I've decided to give my machine (2006 Gaggia classic) a well overdue strip down and upgrade. I've had the basics done for a while now (Brass dispersion plate, IMS screen, Rancillo wand, OPV adjusted), I've got a @MrShades PID system on the way which I'm very much looking forward to installing. I'm also going to dismantle the boiler and give it a good descale and replace all the O-seals whilst I'm at it.

Alongside those improvements I'm also thinking about some cosmetic bits and bobs - One of them being a wooden steam knob. I've looked around the forum and have seen what @jimbojohn55 did which looked great -

https://www.coffeeforums.co.uk/topic/27596-gaggia-wooden-knob-first-pimp?do=embed

And whilst trawling the internet I found a few other examples (attached below). I was wondering if anyone else has had a go at this?

My idea was gonna be to get some hardwood dowel that has the same diameter as the steam knob (32mm), cut it to size, drill a hole and use a file to create the 'D' shape required to slide onto the steam arm. Then finally treat with some oil (or something to give it a bit of protection).

Whilst I'm at it I'd tempted to look at powder-coating the machine and making/sourcing a wooden portafilter handle.

I realise that I could just upgrade to a Lelit or other prosumer machine with wooden details. But I quite fancy having a go at pimping the classic first. 🤪


----------



## NitJay (May 18, 2020)

I'm also interested in different steam knob, I've always felt the plastic one feels cheap. Will be interested to see if your idea works!


----------



## Joe shorrock (Nov 18, 2019)

My mate turned his own knob out of olive wood looks lovely!


----------



## luke (Dec 7, 2016)

.


----------



## luke (Dec 7, 2016)

That's lovely @Joe shorrock I doubt my efforts will look quite as good as this but we'll see.
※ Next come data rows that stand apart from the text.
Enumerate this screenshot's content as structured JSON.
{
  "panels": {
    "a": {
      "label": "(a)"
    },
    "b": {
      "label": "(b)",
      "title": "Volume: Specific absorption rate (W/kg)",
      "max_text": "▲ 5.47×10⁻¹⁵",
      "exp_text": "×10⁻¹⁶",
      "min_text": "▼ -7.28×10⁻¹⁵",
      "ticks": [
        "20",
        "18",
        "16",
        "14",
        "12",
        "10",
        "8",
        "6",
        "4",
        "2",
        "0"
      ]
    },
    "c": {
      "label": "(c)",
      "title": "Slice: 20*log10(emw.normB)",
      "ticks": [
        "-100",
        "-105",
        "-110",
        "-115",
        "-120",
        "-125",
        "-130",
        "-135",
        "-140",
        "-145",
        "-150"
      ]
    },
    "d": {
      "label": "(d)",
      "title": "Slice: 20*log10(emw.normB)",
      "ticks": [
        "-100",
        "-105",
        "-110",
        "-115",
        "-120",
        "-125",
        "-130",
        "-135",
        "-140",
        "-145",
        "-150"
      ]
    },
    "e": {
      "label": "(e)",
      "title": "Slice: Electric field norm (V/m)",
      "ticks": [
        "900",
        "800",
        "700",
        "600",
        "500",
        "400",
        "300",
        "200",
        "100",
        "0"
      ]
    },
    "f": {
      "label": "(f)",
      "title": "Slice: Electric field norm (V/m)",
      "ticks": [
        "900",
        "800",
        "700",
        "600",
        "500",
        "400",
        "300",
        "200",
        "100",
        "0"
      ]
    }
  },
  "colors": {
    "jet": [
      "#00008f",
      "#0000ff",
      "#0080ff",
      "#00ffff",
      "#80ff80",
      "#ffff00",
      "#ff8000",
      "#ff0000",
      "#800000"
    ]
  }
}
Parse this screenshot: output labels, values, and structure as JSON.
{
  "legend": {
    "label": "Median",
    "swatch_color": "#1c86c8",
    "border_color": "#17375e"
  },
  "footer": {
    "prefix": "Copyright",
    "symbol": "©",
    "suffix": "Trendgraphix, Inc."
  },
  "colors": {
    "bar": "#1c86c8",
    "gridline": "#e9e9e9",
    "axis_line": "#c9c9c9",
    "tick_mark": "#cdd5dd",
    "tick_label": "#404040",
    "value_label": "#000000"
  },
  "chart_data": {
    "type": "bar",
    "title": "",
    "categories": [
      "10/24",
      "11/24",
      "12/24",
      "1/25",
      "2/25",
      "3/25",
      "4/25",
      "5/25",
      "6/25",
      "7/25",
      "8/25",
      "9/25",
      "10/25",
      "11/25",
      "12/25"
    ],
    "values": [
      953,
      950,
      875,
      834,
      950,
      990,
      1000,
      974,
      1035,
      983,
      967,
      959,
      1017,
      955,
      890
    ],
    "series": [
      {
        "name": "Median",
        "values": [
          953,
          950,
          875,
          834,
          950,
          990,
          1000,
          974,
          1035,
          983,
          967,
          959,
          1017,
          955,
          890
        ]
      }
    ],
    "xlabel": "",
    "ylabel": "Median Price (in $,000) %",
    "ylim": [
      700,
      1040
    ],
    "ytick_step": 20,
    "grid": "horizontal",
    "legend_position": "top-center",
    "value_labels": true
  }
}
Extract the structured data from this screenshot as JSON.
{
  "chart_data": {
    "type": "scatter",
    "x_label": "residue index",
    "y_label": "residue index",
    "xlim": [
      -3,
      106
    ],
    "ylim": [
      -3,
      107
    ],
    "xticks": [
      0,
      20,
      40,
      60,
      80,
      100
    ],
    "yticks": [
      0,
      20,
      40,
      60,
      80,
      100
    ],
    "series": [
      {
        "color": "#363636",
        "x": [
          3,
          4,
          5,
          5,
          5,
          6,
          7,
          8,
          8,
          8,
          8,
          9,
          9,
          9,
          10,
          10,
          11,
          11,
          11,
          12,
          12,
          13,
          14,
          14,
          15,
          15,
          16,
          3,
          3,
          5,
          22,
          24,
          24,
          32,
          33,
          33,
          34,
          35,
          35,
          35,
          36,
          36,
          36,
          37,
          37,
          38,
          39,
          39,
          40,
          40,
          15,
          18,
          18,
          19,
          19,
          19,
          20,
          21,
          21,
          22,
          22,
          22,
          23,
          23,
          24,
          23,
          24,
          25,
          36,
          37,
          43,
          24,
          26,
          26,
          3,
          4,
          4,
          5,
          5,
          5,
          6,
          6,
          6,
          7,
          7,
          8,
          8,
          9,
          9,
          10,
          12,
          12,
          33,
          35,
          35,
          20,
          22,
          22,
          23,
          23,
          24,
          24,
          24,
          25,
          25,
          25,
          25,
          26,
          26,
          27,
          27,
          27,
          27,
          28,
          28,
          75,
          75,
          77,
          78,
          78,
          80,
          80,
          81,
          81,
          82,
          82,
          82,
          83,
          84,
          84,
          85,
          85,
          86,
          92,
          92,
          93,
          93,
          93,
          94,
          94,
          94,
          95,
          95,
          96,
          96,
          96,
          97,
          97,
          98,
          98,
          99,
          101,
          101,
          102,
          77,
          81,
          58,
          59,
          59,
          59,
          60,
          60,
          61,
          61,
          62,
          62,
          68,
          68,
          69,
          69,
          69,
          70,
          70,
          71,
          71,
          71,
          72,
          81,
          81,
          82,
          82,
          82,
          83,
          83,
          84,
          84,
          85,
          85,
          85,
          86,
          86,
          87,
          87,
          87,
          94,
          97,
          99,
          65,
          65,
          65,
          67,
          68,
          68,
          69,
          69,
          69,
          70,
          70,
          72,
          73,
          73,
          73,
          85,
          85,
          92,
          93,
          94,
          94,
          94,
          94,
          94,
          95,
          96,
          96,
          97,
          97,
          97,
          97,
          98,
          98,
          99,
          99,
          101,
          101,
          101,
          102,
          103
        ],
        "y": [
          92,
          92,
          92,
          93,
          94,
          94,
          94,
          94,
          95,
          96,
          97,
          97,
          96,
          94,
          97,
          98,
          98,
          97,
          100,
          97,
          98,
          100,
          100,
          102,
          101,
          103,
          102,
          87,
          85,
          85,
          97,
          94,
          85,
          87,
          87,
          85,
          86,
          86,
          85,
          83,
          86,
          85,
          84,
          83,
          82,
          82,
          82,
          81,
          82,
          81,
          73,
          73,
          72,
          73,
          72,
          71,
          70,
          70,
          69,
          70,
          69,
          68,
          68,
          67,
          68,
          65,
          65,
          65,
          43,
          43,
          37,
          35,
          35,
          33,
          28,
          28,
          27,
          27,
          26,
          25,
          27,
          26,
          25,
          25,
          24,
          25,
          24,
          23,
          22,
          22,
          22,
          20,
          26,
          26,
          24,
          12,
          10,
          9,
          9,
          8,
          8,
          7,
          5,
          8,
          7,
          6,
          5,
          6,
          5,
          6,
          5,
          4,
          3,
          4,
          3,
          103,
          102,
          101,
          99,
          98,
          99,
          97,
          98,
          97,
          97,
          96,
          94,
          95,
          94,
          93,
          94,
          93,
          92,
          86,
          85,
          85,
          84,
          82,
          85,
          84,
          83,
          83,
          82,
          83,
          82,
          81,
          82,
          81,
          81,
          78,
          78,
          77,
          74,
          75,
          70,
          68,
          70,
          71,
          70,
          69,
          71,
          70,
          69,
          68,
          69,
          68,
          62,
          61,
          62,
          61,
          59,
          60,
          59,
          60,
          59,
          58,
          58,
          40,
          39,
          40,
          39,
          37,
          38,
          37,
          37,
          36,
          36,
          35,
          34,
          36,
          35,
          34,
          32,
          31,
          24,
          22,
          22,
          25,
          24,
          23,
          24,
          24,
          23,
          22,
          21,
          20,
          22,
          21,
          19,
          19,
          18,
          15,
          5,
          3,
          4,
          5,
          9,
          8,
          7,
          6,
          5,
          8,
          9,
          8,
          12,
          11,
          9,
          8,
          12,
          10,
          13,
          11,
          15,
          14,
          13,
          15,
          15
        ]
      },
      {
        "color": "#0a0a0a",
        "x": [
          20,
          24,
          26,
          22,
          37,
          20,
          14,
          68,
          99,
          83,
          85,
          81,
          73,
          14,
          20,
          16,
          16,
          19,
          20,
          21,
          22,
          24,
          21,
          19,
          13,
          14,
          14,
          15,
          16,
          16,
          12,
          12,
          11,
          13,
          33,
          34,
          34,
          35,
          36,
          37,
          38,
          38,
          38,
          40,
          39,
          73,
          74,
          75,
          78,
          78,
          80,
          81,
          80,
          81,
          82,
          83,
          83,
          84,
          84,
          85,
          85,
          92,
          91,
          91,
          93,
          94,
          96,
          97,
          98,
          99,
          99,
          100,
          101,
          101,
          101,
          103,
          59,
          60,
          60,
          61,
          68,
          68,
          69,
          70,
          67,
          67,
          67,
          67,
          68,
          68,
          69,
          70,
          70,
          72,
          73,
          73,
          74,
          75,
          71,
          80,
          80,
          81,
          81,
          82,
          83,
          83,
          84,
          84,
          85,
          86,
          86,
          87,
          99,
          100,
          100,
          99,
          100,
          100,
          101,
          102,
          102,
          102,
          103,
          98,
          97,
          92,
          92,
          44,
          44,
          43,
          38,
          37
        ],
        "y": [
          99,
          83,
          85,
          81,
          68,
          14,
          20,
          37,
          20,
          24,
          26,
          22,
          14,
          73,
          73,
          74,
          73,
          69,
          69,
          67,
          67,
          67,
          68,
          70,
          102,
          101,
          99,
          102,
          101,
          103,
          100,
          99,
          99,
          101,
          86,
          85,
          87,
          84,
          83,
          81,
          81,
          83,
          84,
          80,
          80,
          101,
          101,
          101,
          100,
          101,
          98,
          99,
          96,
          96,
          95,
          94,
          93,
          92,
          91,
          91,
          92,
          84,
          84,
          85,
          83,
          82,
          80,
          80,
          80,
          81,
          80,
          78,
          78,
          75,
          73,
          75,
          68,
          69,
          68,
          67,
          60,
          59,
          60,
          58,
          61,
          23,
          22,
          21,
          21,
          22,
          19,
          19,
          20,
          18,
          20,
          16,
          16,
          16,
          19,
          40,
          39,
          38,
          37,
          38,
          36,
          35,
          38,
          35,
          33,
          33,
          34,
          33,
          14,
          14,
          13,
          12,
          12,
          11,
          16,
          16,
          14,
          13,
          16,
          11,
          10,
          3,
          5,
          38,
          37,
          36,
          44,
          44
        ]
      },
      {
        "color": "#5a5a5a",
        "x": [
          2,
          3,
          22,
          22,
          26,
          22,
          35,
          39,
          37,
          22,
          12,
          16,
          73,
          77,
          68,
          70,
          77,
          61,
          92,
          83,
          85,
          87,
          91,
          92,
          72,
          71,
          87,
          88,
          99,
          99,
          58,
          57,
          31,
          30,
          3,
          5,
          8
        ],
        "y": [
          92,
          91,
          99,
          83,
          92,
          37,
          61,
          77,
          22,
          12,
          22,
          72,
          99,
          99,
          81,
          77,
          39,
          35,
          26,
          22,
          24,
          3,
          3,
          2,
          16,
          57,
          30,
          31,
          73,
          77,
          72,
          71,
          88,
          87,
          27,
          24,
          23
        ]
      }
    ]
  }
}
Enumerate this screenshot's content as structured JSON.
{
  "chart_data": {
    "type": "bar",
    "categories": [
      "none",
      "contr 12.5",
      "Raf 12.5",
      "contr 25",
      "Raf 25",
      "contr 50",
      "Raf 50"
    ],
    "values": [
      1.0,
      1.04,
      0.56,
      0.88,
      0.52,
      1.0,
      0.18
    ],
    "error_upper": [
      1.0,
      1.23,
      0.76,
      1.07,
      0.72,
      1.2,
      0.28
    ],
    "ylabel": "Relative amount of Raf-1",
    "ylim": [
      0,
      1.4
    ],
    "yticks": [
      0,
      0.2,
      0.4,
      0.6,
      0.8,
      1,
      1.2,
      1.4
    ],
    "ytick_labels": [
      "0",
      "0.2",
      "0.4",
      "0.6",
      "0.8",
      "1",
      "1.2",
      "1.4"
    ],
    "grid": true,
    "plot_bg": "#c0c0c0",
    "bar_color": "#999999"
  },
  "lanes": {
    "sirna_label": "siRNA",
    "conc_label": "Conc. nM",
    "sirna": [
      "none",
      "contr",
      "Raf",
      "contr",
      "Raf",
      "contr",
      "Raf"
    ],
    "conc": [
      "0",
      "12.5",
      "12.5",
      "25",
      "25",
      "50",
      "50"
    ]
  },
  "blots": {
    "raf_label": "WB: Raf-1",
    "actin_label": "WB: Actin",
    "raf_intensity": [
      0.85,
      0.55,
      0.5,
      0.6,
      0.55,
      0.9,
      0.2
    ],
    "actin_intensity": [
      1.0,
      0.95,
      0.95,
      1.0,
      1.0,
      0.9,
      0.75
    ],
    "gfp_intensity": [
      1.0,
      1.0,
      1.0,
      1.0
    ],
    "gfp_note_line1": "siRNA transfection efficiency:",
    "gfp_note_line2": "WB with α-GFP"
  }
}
I've managed to source some 38mm (diameter) oak dowel from eBay - Decided on oak as I've got a Niche on the way so way hoping to get a similar look. My plan is to cut and sand down to size before finishing. I'm going to attempt to make a Portafilter handle too. I'll post updates of how things go.


----------



## NitJay (May 18, 2020)

This came up on my Instagram today, thought it might be of interest.


----------



## luke (Dec 7, 2016)

Interesting, nice find @NitJay!

Not sure about walnut/teak wood with the chrome of the machine. It somehow makes it feel kinda antique 😅

Hopefully the oak is a little more what I'm picturing. It's coming tomorrow so we'll see 🤞


----------